Gonzalez stated that corporations are using our brown bodies to avoid the discussion that this administration is a failure and that they do not know how to legislate. “I want to speak to Americans, especially those who have allowed our community to be the scapegoat of this administration that made you feel that your American dream hasn’t happened because of us,” Gonzalez said.
She told her Facebook fans last week that she will be running for the Los Angeles Community College District Board of Trustees for a third time and asked them to donate to organizations that support immigrants instead of her campaign. The urgency of the times must be reflected in our priorities, she added.
Gonzalez appears to be just another wokosa politician in those situations. She is now viewed by the federal government as a potential Big Homie.
Attempting to use gangs to support immigration comes across as both disrespectful and ridiculous, and characterizing Florencia and 18th Street as the Latino community is akin to characterizing the Manson family as carefree hippies. Since the era of the Gangs of New York, gang members have harassed immigrant communities and extorted immigrant merchants. Too many Americans will always associate Latinos with violence because of their strategy of using killing and fear to increase territory, profit, and power. Trump’s deportation tsunami was allegedly caused by transnational gangs like Tren de Aragua and MS-13, so why does a politician now think it’s a good idea to invite Cholos to approach closer?
Even if Gonzalez was flawed and clumsy, I still understand and even agree with what she was trying to say. In light of history, Homeland Security’s allegation that she was inciting gangs to carry out violent acts against our courageous ICE officers is unfounded.
Southeast L.A. County’s doom-loop reputation is being challenged by a new generation of lawmakers who are attempting something different: cooperating.
For many years, Latino activists have worked to persuade gang members to join the movement—not as stormtroopers, but as mischievous youths and veterans who, with enough enlightenment, could abandon their local lives.At the height of the Chicano movement, in 1969, a manifesto called El Plan Espiritual de Aztl n envisioned a society free of adolescent delinquency and filled with revolutionary activities instead. El Plan de Santa Barbara, its companion paper, cautioned activists that they needed to be able to relate to every group in the Barrio, from thevatos locos to middle-class assimilationists.

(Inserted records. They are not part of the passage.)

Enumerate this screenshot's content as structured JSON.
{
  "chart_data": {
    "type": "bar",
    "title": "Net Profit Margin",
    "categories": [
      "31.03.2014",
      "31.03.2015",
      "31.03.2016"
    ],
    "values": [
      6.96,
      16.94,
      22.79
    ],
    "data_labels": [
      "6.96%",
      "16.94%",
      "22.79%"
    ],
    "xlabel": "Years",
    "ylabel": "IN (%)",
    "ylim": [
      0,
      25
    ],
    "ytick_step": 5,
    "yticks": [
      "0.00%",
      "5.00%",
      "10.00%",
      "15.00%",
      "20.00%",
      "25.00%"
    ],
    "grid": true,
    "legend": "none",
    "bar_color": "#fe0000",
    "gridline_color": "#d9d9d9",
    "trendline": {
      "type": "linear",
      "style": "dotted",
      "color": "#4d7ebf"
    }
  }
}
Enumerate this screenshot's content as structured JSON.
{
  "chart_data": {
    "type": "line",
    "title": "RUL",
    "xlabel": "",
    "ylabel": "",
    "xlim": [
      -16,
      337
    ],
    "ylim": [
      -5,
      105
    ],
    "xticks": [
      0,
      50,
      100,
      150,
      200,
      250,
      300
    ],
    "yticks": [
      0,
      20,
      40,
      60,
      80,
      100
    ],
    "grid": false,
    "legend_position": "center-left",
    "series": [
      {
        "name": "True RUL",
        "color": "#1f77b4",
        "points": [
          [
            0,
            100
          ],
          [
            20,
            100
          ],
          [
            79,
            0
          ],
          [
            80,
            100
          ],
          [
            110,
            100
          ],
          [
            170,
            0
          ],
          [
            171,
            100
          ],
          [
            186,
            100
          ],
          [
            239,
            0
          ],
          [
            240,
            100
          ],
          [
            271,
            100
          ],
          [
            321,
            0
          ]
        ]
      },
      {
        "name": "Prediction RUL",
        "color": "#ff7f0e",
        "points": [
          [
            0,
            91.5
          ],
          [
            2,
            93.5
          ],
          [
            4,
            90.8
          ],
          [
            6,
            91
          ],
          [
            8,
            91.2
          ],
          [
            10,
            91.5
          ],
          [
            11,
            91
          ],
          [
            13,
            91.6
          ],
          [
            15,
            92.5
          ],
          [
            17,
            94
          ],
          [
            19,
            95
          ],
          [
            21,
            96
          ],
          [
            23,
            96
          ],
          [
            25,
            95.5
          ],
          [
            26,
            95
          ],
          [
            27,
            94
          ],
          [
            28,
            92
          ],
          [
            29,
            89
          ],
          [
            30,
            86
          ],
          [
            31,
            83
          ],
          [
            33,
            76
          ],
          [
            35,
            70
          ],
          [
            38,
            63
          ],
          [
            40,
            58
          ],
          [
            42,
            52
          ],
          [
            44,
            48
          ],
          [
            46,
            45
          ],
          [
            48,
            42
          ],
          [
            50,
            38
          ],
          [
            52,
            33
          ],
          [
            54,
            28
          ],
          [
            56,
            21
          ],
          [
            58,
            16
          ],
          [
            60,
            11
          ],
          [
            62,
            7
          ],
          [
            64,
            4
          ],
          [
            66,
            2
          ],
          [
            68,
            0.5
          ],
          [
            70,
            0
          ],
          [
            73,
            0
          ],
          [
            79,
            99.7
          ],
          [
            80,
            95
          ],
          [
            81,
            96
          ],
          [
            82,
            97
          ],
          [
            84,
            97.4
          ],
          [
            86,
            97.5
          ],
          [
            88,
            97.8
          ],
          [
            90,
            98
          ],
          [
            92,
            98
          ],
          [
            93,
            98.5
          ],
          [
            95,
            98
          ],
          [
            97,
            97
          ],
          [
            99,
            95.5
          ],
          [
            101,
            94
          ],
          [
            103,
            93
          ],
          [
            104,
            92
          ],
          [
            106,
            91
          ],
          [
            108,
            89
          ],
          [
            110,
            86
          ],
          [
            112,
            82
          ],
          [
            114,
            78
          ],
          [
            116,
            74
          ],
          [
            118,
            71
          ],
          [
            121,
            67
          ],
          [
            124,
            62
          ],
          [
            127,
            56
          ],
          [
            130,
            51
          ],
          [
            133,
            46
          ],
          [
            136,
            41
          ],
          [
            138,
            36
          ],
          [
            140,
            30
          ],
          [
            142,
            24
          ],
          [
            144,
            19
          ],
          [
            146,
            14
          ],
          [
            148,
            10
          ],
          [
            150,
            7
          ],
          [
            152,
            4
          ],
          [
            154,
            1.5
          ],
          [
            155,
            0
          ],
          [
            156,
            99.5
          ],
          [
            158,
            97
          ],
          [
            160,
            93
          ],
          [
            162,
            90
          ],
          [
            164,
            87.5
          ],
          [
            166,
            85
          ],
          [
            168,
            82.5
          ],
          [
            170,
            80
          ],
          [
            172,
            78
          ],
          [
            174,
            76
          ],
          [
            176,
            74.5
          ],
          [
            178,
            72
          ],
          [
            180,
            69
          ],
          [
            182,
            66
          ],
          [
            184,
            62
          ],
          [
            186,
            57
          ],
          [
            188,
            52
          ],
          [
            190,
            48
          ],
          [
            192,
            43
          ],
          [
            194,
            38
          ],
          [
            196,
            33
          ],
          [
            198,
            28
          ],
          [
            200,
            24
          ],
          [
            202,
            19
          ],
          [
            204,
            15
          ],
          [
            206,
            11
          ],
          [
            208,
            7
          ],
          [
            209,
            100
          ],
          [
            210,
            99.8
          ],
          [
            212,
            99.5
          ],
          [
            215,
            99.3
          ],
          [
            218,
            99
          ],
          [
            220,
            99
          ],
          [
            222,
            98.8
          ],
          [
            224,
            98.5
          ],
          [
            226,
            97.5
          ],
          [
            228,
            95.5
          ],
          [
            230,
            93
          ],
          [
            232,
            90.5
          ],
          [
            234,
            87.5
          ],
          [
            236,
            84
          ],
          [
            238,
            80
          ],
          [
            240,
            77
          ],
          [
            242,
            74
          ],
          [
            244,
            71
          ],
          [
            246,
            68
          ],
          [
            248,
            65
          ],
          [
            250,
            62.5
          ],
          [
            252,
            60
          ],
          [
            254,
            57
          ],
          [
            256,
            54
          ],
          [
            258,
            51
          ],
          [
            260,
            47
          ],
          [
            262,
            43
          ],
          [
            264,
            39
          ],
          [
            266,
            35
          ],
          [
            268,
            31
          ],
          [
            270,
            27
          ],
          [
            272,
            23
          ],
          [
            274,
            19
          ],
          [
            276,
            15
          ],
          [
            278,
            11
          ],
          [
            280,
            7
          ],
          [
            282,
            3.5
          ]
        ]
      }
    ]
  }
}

People continue to believe in the power of forgiveness and work to reintegrate gang members into society as contributing members, from Homeboy Industries to universities that grant degrees to incarcerated individuals. The argument says that they are not unredeemable monsters, but rather friends, family, and members of the community.
That do-gooder spirit is evident throughout Gonzalez’s video. She isn’t lionizing Florencia 13 or 18th Street, as a closer listen reveals. By using civil disobedience rather than criminal disobedience, she is encouraging them to be genuinely difficult.
With a strong Eastside accent, the vice mayor stated, “It’s everyone else who isn’t about the gang life that’s out there protesting and speaking up.” Where are you? We’re out there, like, defending our people, defending our turf, and fighting for our turf.Bien calladitos, lcholitos bien calladitos.
“Good and quiet, littlecholitos” is a Spanish term that means “baby gangsters,” but it sounds much more contemptuous.
Although her delivery was awful, the message is clear to gang members and anybody else who hasn’t yet responded to the call for immigrants: if not now, when? Who else, if not you?
If Gonzalez’s political career turns around, it will be a miracle. However, she should be treated with kindness by future chroniclers of L.A. It’s simple to call out cholos for being cholos. It isn’t to challenge people to improve themselves at a pivotal point in history.